Tennessee
Governor Bill Lee, Republican
Overview
Use of the death penalty in Tennessee has become increasingly rare and geographically concentrated; there are also continuing concerns about racial bias. From 2010 to 2014, six people were sentenced to death in Tennessee, but only three people were sentenced to death over the following ten years. Seven of the nine new death sentences were imposed on Black defendants. Black people comprise half of all individuals currently death-sentenced in Tennessee but only 17% of the general population. More than half of all death sentences in the past fifty years in Tennessee were imposed in just four counties: Davidson, Hamilton, Knox, and Shelby. Shelby County alone accounts for just under a third (32%) of all death sentences and just over half (51%) of the state’s death row population.

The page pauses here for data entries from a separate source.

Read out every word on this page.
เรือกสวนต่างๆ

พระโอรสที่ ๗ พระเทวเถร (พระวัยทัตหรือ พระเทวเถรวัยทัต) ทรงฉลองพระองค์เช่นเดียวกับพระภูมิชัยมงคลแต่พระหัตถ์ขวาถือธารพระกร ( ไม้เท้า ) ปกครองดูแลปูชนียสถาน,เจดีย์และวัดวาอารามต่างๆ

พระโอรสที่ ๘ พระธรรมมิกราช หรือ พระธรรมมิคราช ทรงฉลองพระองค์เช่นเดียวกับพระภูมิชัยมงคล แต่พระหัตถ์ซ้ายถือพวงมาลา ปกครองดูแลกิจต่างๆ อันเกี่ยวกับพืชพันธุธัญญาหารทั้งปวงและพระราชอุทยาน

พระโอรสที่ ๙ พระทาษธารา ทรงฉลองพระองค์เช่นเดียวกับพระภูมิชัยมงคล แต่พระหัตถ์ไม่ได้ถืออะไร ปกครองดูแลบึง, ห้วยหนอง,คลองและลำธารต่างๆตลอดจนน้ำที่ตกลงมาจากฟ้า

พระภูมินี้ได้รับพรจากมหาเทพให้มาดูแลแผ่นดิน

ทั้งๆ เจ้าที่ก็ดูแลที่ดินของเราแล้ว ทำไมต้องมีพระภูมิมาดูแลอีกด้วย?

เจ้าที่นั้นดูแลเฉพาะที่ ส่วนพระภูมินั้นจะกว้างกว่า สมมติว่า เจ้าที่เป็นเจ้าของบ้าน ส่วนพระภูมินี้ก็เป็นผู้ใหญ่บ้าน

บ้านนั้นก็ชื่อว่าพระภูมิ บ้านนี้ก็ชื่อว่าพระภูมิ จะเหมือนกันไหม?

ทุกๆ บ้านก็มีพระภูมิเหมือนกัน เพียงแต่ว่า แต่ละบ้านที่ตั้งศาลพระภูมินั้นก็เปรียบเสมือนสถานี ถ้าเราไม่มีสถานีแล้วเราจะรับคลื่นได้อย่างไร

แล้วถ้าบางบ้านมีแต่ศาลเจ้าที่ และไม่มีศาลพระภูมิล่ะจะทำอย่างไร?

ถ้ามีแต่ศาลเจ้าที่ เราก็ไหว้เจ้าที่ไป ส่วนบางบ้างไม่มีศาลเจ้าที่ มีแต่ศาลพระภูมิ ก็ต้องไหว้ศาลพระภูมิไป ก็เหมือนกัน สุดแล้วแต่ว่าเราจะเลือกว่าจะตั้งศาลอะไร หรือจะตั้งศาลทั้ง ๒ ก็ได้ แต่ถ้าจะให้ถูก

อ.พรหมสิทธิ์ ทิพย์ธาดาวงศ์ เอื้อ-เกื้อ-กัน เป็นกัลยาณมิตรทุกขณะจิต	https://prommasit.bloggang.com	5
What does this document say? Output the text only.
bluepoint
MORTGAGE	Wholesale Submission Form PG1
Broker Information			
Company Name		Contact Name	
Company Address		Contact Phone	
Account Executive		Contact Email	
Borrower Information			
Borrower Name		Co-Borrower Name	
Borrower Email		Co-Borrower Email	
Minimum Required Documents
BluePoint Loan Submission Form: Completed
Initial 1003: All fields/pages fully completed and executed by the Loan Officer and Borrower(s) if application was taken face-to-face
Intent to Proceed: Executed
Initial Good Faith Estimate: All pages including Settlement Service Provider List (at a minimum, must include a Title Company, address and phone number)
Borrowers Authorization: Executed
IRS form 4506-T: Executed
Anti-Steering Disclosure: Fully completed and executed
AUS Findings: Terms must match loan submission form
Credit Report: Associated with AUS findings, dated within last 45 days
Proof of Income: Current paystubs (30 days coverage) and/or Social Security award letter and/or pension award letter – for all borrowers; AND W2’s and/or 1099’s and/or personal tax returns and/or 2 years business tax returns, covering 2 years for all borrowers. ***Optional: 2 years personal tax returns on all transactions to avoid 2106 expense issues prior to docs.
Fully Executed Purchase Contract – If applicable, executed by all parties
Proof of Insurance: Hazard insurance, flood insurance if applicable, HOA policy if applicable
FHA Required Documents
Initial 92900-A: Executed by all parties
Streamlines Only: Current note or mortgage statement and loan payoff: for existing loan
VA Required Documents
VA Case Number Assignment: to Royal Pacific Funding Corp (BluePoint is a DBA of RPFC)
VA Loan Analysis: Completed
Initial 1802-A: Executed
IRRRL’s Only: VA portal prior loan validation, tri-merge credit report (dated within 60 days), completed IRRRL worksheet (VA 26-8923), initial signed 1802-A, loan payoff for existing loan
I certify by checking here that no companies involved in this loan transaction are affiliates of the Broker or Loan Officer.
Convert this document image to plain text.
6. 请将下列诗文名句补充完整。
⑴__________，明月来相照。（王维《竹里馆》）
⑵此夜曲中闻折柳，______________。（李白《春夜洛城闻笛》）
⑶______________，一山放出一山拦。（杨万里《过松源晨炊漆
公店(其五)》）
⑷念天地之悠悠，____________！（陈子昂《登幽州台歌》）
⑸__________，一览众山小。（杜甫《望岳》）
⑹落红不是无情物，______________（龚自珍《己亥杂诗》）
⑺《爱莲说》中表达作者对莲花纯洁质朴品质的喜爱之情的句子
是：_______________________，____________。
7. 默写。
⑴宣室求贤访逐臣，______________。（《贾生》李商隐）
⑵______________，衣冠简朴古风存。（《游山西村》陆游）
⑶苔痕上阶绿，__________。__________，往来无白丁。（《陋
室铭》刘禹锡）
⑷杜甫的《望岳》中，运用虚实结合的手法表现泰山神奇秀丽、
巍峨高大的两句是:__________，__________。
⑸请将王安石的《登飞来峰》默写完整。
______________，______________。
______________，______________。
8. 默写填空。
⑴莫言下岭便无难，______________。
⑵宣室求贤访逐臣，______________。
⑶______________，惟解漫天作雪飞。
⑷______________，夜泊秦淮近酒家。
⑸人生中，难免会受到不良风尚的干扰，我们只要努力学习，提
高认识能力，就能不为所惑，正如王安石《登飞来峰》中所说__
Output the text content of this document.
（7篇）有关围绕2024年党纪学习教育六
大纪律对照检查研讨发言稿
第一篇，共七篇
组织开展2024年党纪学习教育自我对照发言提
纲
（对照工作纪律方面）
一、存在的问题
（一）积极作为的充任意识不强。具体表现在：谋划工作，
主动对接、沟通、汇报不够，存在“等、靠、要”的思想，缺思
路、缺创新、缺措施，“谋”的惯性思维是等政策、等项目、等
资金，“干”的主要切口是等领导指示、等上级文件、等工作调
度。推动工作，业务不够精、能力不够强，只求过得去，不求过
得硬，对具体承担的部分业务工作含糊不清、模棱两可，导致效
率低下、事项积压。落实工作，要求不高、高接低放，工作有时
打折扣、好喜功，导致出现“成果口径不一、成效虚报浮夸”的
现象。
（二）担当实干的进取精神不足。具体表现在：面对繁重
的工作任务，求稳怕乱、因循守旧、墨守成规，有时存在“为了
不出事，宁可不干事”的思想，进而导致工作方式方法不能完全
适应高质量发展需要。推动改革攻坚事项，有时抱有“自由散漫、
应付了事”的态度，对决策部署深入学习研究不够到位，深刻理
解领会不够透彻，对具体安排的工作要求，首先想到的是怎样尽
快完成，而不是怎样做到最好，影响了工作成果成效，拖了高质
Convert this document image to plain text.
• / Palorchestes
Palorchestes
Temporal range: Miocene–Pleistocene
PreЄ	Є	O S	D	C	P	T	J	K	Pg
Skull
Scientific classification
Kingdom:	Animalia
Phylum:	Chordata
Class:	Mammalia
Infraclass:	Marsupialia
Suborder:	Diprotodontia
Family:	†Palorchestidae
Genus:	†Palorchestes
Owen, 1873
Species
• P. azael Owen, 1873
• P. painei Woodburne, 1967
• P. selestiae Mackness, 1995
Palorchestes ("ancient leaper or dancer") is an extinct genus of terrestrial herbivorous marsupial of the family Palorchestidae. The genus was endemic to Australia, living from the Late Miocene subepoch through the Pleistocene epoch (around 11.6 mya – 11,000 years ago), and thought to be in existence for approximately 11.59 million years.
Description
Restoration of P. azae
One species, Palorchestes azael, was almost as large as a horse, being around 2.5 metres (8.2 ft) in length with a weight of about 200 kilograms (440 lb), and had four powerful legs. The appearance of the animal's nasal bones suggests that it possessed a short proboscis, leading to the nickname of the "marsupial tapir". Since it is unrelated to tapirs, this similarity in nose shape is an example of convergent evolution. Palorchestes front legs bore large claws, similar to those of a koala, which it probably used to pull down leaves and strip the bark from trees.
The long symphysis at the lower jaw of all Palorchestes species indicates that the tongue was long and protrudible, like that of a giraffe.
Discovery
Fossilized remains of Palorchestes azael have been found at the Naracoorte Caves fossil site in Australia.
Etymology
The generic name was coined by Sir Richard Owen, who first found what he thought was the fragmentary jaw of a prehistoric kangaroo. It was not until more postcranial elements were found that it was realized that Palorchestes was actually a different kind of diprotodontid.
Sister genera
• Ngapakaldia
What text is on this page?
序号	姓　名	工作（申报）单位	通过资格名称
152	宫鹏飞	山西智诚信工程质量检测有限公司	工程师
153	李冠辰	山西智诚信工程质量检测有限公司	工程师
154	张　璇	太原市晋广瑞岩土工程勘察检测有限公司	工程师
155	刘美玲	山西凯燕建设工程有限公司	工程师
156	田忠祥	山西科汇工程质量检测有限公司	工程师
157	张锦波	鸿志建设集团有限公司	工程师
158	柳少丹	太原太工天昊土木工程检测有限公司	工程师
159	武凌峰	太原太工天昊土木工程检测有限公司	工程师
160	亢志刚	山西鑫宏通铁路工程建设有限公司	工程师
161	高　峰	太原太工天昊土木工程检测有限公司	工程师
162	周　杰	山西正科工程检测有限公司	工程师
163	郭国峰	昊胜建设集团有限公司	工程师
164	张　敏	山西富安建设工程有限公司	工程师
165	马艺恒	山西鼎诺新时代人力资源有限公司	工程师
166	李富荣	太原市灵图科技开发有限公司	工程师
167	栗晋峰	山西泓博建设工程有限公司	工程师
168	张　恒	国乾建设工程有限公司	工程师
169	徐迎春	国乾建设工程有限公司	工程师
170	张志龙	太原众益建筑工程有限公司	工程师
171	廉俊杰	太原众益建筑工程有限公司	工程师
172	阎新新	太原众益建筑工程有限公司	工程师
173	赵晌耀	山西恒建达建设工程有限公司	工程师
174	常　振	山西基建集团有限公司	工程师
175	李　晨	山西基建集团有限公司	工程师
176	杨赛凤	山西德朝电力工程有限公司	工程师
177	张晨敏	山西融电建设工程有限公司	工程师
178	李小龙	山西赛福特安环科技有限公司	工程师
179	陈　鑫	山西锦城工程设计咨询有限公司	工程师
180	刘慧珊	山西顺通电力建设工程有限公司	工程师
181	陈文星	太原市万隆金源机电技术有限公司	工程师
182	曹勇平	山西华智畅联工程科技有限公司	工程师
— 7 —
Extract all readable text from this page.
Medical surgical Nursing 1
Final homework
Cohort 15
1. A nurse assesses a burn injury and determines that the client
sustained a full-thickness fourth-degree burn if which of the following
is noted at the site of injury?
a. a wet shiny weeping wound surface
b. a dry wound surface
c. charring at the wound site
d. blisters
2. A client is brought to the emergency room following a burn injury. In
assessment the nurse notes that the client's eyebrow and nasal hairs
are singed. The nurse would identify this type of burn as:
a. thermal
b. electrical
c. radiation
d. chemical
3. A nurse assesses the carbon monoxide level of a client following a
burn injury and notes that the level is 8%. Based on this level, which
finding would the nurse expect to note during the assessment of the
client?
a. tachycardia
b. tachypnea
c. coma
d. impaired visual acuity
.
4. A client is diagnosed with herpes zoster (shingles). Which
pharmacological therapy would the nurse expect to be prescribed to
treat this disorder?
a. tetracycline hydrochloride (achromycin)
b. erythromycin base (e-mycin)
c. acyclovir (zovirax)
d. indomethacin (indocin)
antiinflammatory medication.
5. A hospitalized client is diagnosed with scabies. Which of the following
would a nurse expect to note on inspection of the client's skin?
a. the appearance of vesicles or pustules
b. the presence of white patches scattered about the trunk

Tennessee has seen a dramatic drop in the number of death sentenced individuals in the state— down 42% between 2015 and 2025. This decline was driven by the number of death-sentenced individuals (58%) who were resentenced to life or a term of years.
For every five executions in Tennessee, there has been one exoneration. Two exonerees, Paul House and Michael McCormick, spent more than 20 years on death row fighting their wrongful convictions before they were released. Two of the three individuals whose sentences have been exonerated in Tennessee are Black.
For more than 15 years, Tennessee’s use of lethal injection has featured mistake and controversy.